Get Inspired: Ernest Wiart


Space: An apartment balcony in Paris, France

Year: 1936

Client: Called a member of Paris's jeunesse dorée by his friend the pianist Arthur Rubenstein, Georges L. Brocheton was a scion of a Spanish banking family that had settled in Paris around 1860 and whose descendants married into the French nobility as well as the American diplomatic corps. By the 1930s, however, the dashing young heir was a distinguished gentleman nearing retirement, living with his forty-something second wife, Renée, in an elegant limestone apartment building on the Champ de Mars, the fashionable sycamore-shaded park that stretches from the Eiffel Tower to the École Militaire. (The mosque-like building on the other side of the Seine is the original Palais du Trocadéro, a meeting hall from the 1878 World's Fair, which was soon to be demolished.) The neighborhood was, and remains, a bit stuffy, but the pale Beaux-Arts and Art Nouveau façades surrounding the park concealed many stylish residences, including the Brochetons' high-ceilinged flat. At some point the highly social couple came into contact with Ernest Wiart, an interior decorator, and he transformed their rooms into cool, classic, comfortably modern settings sparked with chinoiserie accents. The most inspired touch, to my mind, however, was Wiart's bright-idea treatment of a spacious balcony.
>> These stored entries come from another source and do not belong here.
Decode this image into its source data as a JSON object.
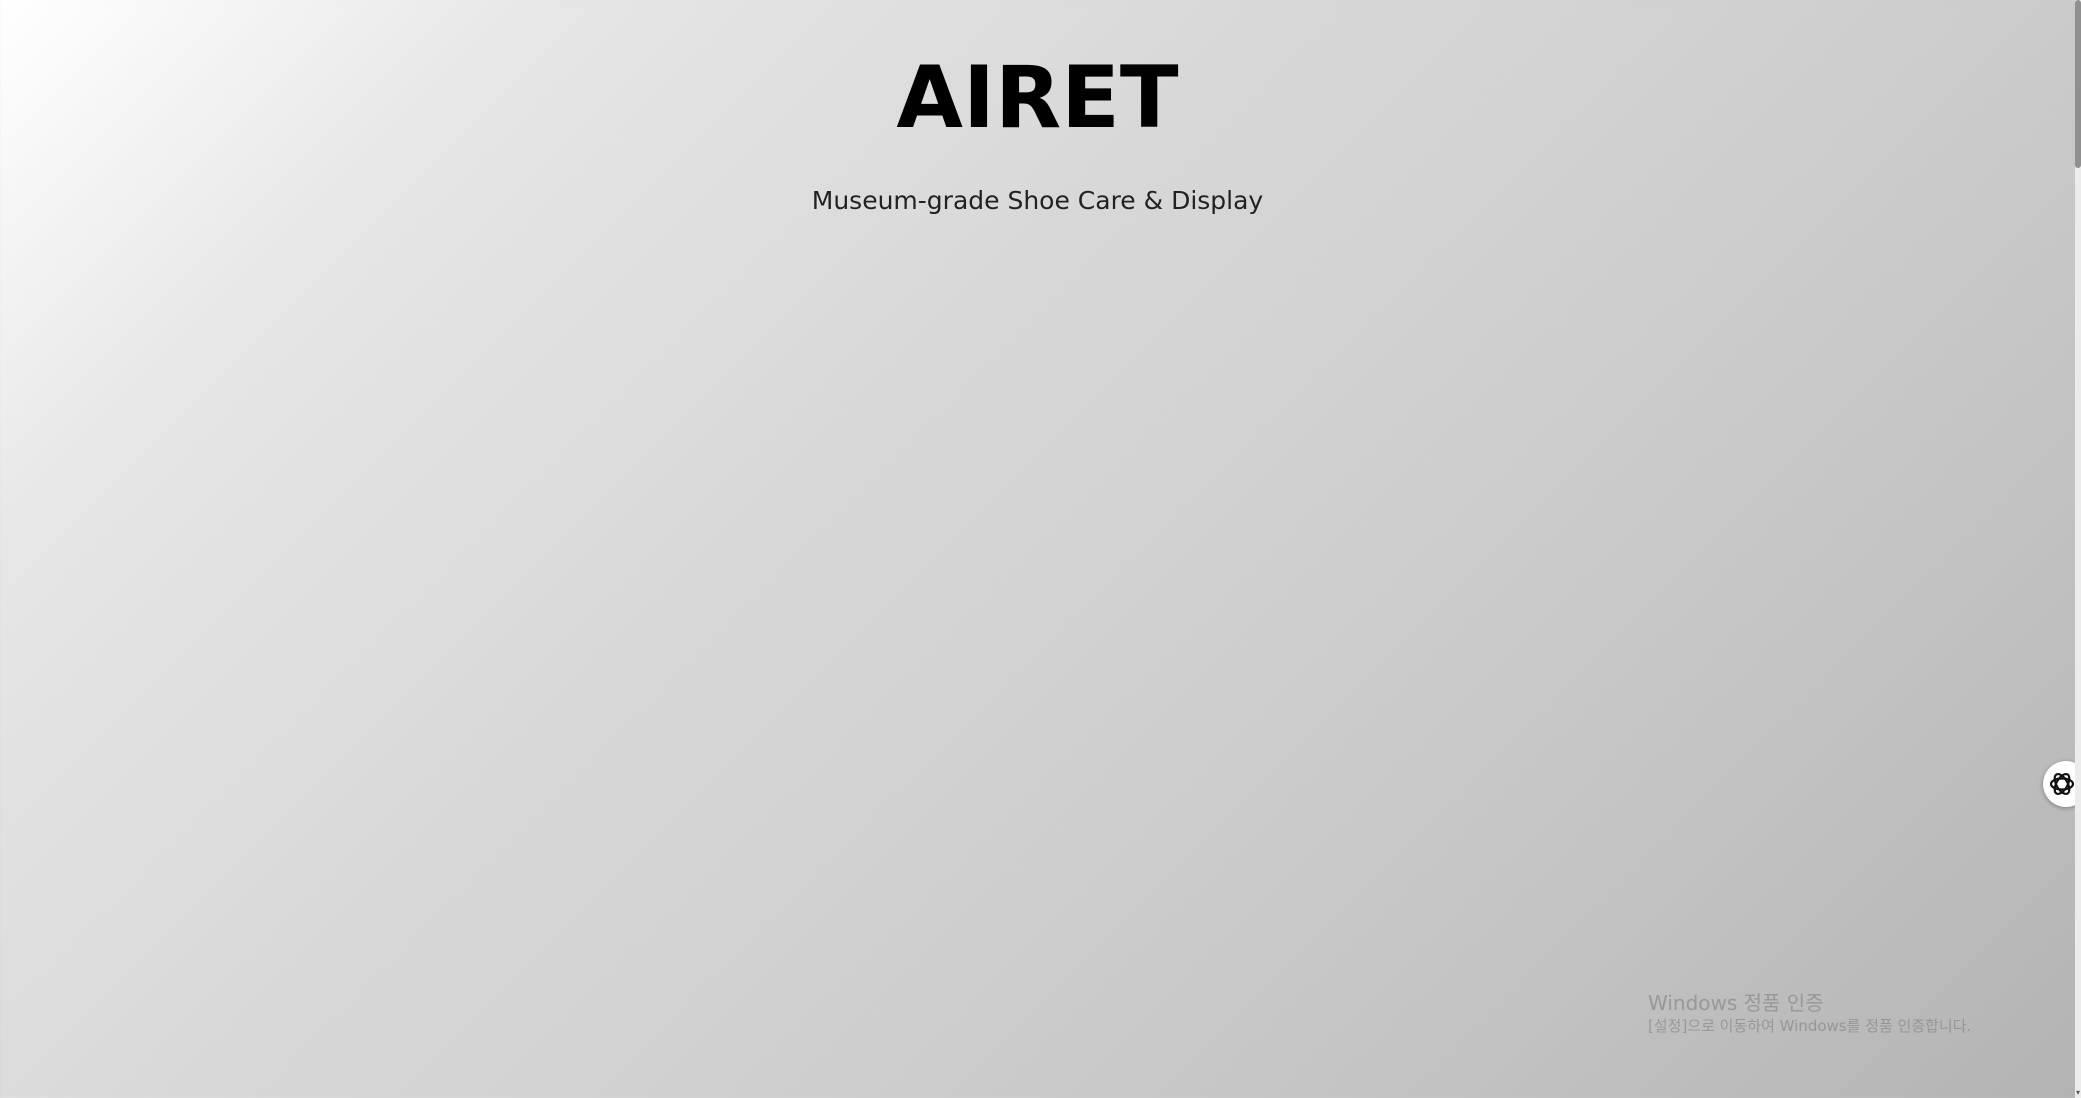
{
  "hero": {
    "title": "AIRET",
    "tagline": "Museum-grade Shoe Care & Display"
  },
  "assistant_widget": {
    "icon": "openai-knot-icon"
  },
  "watermark": {
    "title": "Windows 정품 인증",
    "subtitle": "[설정]으로 이동하여 Windows를 정품 인증합니다."
  },
  "colors": {
    "background_start": "#ffffff",
    "background_end": "#b3b3b3",
    "title": "#000000",
    "tagline": "#222222"
  }
}
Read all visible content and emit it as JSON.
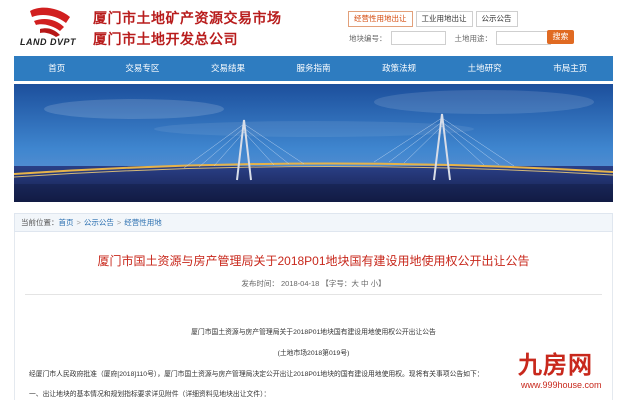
{
  "header": {
    "logo_text": "LAND DVPT",
    "org_line1": "厦门市土地矿产资源交易市场",
    "org_line2": "厦门市土地开发总公司"
  },
  "tabs": [
    {
      "label": "经营性用地出让"
    },
    {
      "label": "工业用地出让"
    },
    {
      "label": "公示公告"
    }
  ],
  "search": {
    "parcel_no_label": "地块编号：",
    "parcel_use_label": "土地用途：",
    "button_label": "搜索"
  },
  "nav": [
    {
      "label": "首页"
    },
    {
      "label": "交易专区"
    },
    {
      "label": "交易结果"
    },
    {
      "label": "服务指南"
    },
    {
      "label": "政策法规"
    },
    {
      "label": "土地研究"
    },
    {
      "label": "市局主页"
    }
  ],
  "breadcrumb": {
    "prefix": "当前位置：",
    "items": [
      "首页",
      "公示公告",
      "经营性用地"
    ]
  },
  "article": {
    "title": "厦门市国土资源与房产管理局关于2018P01地块国有建设用地使用权公开出让公告",
    "meta": "发布时间： 2018-04-18 【字号：大 中 小】",
    "p1": "厦门市国土资源与房产管理局关于2018P01地块国有建设用地使用权公开出让公告",
    "p2": "(土地市场2018第019号)",
    "p3": "经厦门市人民政府批准（厦府[2018]110号），厦门市国土资源与房产管理局决定公开出让2018P01地块的国有建设用地使用权。现将有关事项公告如下：",
    "p4": "一、出让地块的基本情况和规划指标要求详见附件（详细资料见地块出让文件）："
  },
  "watermark": {
    "text": "九房网",
    "url": "www.999house.com"
  },
  "colors": {
    "brand_red": "#b81c1c",
    "nav_blue": "#2e7cc0",
    "accent_orange": "#e06a22"
  }
}
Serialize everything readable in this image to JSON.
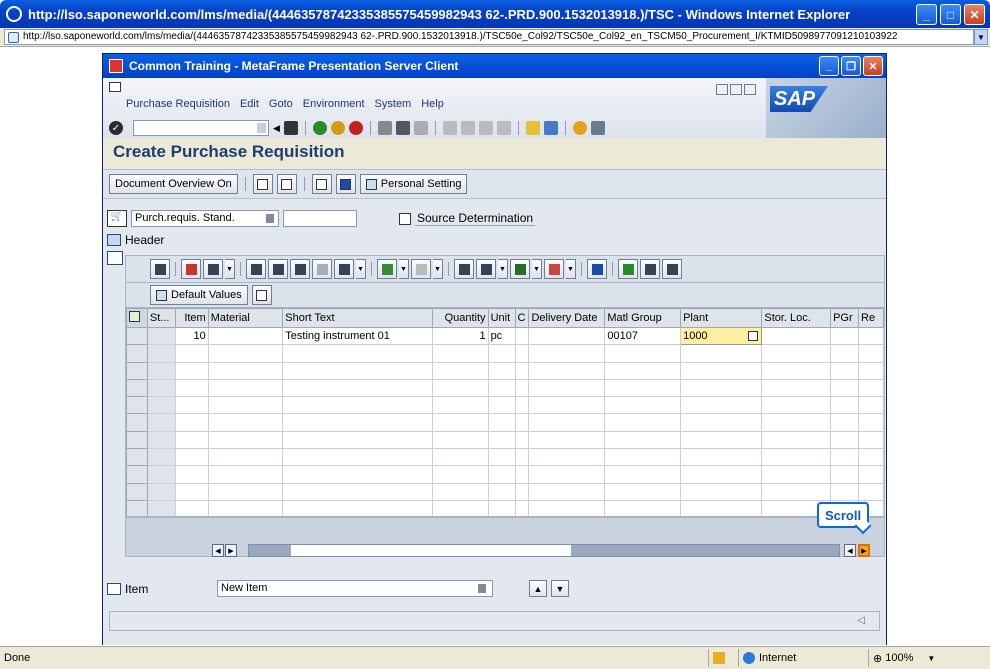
{
  "browser": {
    "title": "http://lso.saponeworld.com/lms/media/(44463578742335385575459982943 62-.PRD.900.1532013918.)/TSC - Windows Internet Explorer",
    "address": "http://lso.saponeworld.com/lms/media/(44463578742335385575459982943 62-.PRD.900.1532013918.)/TSC50e_Col92/TSC50e_Col92_en_TSCM50_Procurement_I/KTMID509897709121010392​2",
    "status_text": "Done",
    "zone": "Internet",
    "zoom": "100%"
  },
  "citrix": {
    "title": "Common Training - MetaFrame Presentation Server Client"
  },
  "menu": [
    "Purchase Requisition",
    "Edit",
    "Goto",
    "Environment",
    "System",
    "Help"
  ],
  "screen_title": "Create Purchase Requisition",
  "app_toolbar": {
    "doc_overview": "Document Overview On",
    "personal_setting": "Personal Setting"
  },
  "header": {
    "doc_type": "Purch.requis. Stand.",
    "source_determination": "Source Determination",
    "header_label": "Header"
  },
  "grid": {
    "default_values": "Default Values",
    "columns": [
      "St...",
      "Item",
      "Material",
      "Short Text",
      "Quantity",
      "Unit",
      "C",
      "Delivery Date",
      "Matl Group",
      "Plant",
      "Stor. Loc.",
      "PGr",
      "Re"
    ],
    "rows": [
      {
        "item": "10",
        "material": "",
        "short_text": "Testing instrument 01",
        "quantity": "1",
        "unit": "pc",
        "c": "",
        "delivery_date": "",
        "matl_group": "00107",
        "plant": "1000",
        "stor_loc": "",
        "pgr": ""
      }
    ]
  },
  "scroll_tip": "Scroll",
  "item_section": {
    "label": "Item",
    "value": "New Item"
  }
}
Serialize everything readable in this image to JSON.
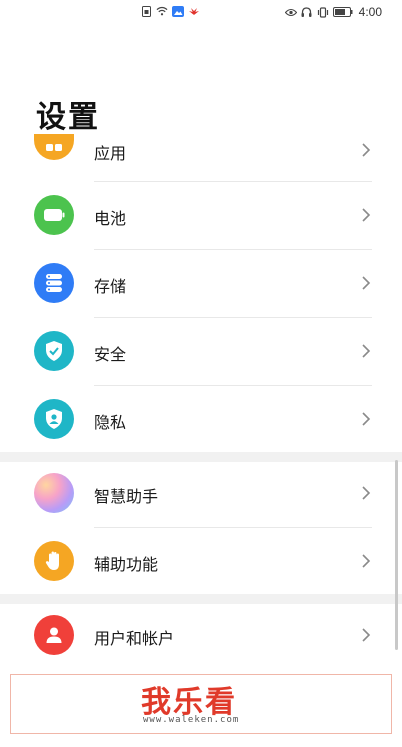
{
  "status_bar": {
    "time": "4:00",
    "left_icons": [
      "sim-icon",
      "wifi-icon",
      "image-icon",
      "huawei-icon"
    ],
    "right_icons": [
      "eye-icon",
      "headset-icon",
      "vibrate-icon",
      "battery-icon"
    ]
  },
  "page": {
    "title": "设置"
  },
  "settings": {
    "items": [
      {
        "label": "应用",
        "icon": "apps-icon",
        "color": "#f5a623"
      },
      {
        "label": "电池",
        "icon": "battery-setting-icon",
        "color": "#4cc34e"
      },
      {
        "label": "存储",
        "icon": "storage-icon",
        "color": "#2f7cf6"
      },
      {
        "label": "安全",
        "icon": "shield-check-icon",
        "color": "#1fb6c7"
      },
      {
        "label": "隐私",
        "icon": "privacy-icon",
        "color": "#1fb6c7"
      },
      {
        "label": "智慧助手",
        "icon": "assistant-icon",
        "color": "#c69cf5"
      },
      {
        "label": "辅助功能",
        "icon": "hand-icon",
        "color": "#f5a623"
      },
      {
        "label": "用户和帐户",
        "icon": "user-icon",
        "color": "#f0403a"
      }
    ]
  },
  "watermark": {
    "logo": "我乐看",
    "url": "www.waleken.com"
  }
}
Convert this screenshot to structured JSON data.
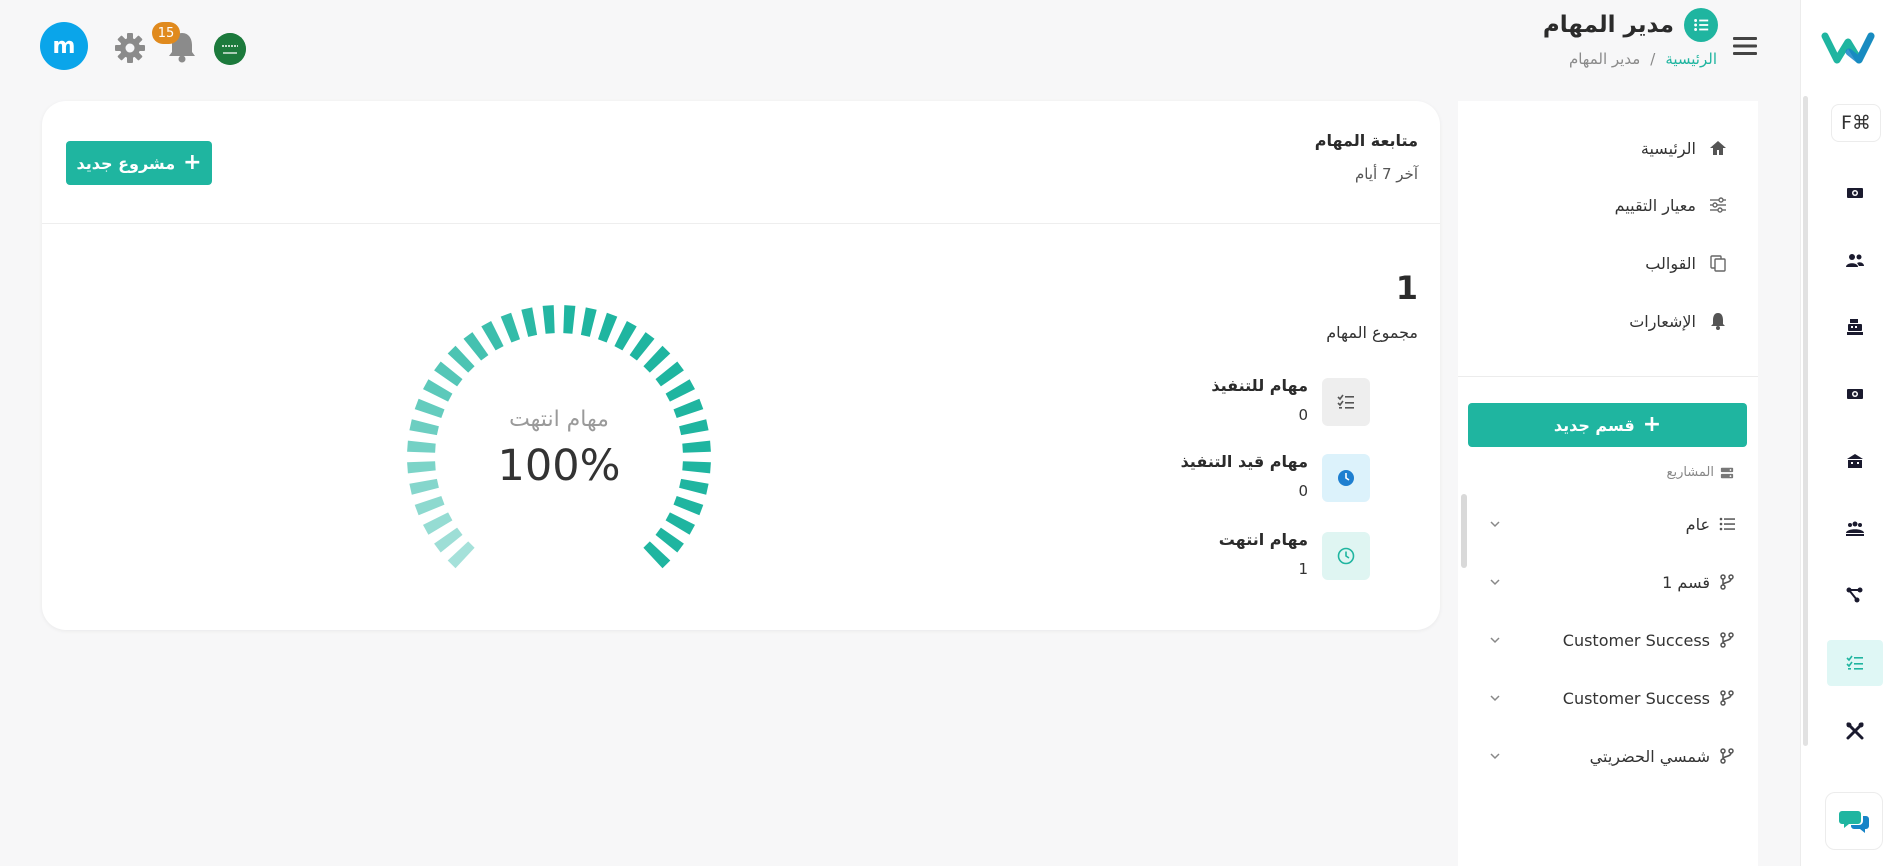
{
  "header": {
    "title": "مدير المهام",
    "breadcrumb_home": "الرئيسية",
    "breadcrumb_separator": "/",
    "breadcrumb_current": "مدير المهام",
    "avatar_letter": "m",
    "notification_count": "15",
    "language_flag_icon": "saudi-flag-icon"
  },
  "rail": {
    "shortcut_label": "F⌘",
    "items": [
      "money-icon",
      "users-icon",
      "cash-register-icon",
      "money-icon",
      "building-icon",
      "team-icon",
      "workflow-icon",
      "task-list-icon",
      "tools-icon"
    ],
    "active_item": "task-list-icon",
    "chat_icon": "chat-icon"
  },
  "sidebar": {
    "nav": [
      {
        "label": "الرئيسية",
        "icon": "home-icon"
      },
      {
        "label": "معيار التقييم",
        "icon": "sliders-icon"
      },
      {
        "label": "القوالب",
        "icon": "copy-icon"
      },
      {
        "label": "الإشعارات",
        "icon": "bell-icon"
      }
    ],
    "new_section_label": "قسم جديد",
    "projects_label": "المشاريع",
    "projects": [
      {
        "label": "عام",
        "icon": "list-icon"
      },
      {
        "label": "قسم 1",
        "icon": "branch-icon"
      },
      {
        "label": "Customer Success",
        "icon": "branch-icon"
      },
      {
        "label": "Customer Success",
        "icon": "branch-icon"
      },
      {
        "label": "شمسي الحضريتي",
        "icon": "branch-icon"
      }
    ]
  },
  "card": {
    "title": "متابعة المهام",
    "subtitle": "آخر 7 أيام",
    "new_project_label": "مشروع جديد",
    "total_count": "1",
    "total_label": "مجموع المهام",
    "stats": [
      {
        "label": "مهام للتنفيذ",
        "value": "0",
        "icon": "task-list-icon",
        "bg": "#eeeeee",
        "fg": "#555555"
      },
      {
        "label": "مهام قيد التنفيذ",
        "value": "0",
        "icon": "clock-filled-icon",
        "bg": "#dcf2fb",
        "fg": "#1e7fd0"
      },
      {
        "label": "مهام انتهت",
        "value": "1",
        "icon": "clock-icon",
        "bg": "#dff5f2",
        "fg": "#1fb5a0"
      }
    ],
    "gauge_label": "مهام انتهت",
    "gauge_value": "100%",
    "gauge_fraction": 1.0
  },
  "colors": {
    "accent": "#1fb5a0",
    "avatar": "#0aa5ea",
    "badge": "#e08a1e"
  }
}
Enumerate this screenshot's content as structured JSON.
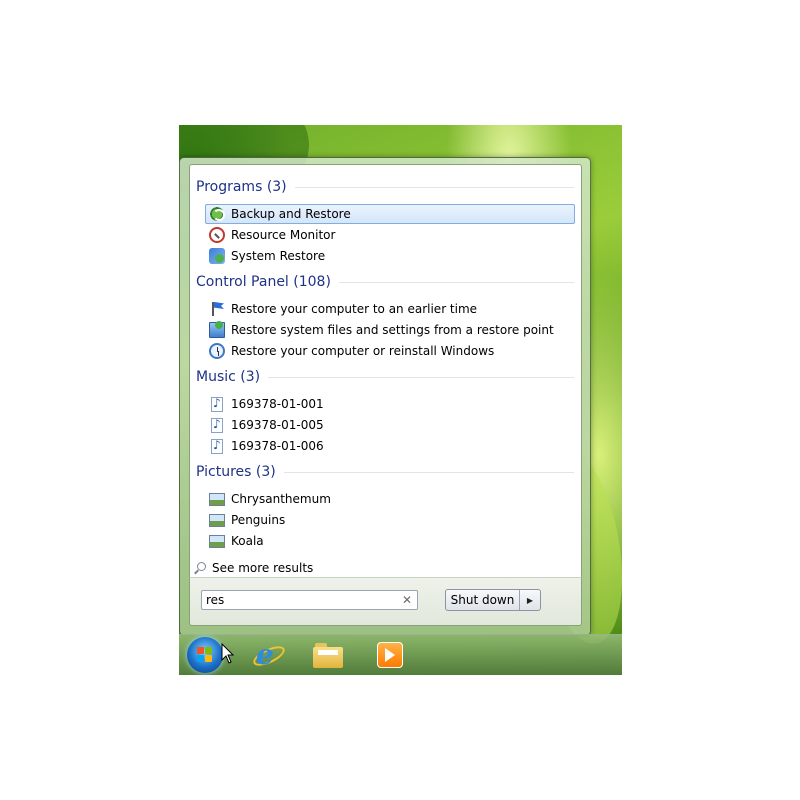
{
  "start_menu": {
    "groups": [
      {
        "title": "Programs (3)",
        "items": [
          {
            "label": "Backup and Restore",
            "icon": "backup-restore-icon",
            "selected": true
          },
          {
            "label": "Resource Monitor",
            "icon": "resource-monitor-icon"
          },
          {
            "label": "System Restore",
            "icon": "system-restore-icon"
          }
        ]
      },
      {
        "title": "Control Panel (108)",
        "items": [
          {
            "label": "Restore your computer to an earlier time",
            "icon": "flag-icon"
          },
          {
            "label": "Restore system files and settings from a restore point",
            "icon": "monitor-icon"
          },
          {
            "label": "Restore your computer or reinstall Windows",
            "icon": "recovery-clock-icon"
          }
        ]
      },
      {
        "title": "Music (3)",
        "items": [
          {
            "label": "169378-01-001",
            "icon": "music-file-icon"
          },
          {
            "label": "169378-01-005",
            "icon": "music-file-icon"
          },
          {
            "label": "169378-01-006",
            "icon": "music-file-icon"
          }
        ]
      },
      {
        "title": "Pictures (3)",
        "items": [
          {
            "label": "Chrysanthemum",
            "icon": "picture-file-icon"
          },
          {
            "label": "Penguins",
            "icon": "picture-file-icon"
          },
          {
            "label": "Koala",
            "icon": "picture-file-icon"
          }
        ]
      }
    ],
    "see_more": "See more results",
    "search": {
      "value": "res",
      "clear_icon": "close-icon"
    },
    "shutdown": {
      "label": "Shut down",
      "arrow_icon": "arrow-right-icon"
    }
  },
  "taskbar": {
    "icons": [
      "start-orb-icon",
      "internet-explorer-icon",
      "windows-explorer-icon",
      "media-player-icon"
    ]
  },
  "colors": {
    "group_title": "#1e3287",
    "selection_border": "#84acdd",
    "wallpaper": "#7cbb2c"
  }
}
Elements: Through the installation of a glass-paned metal shelf that surely must have been hinged, Wiart gave the Brochetons' balcony a dual character. Shelf down, the balcony served as simple vantage point, a pleasant place to momentarily stand and gaze. Shelf up and locked into place, it became a plein-air entertaining space, a perfect spot to partake of drinks and hors d'oeuvre or enjoy more serious dining. Renée and Georges Brocheton and a couple of guests, all seated comfortably in chairs likely pulled out from the dining room, could sip wine and converse well into the evening, the grey-green sycamore trees, the Eiffel Tower, and a picturesque assortment of spires and rooftops spreading out at their feet and across the horizon. Boxwood planted in terracotta pots and clipped into tall, tidy cones were positioned at each corner of the balcony, making it seem an intimate adjunct to the park below.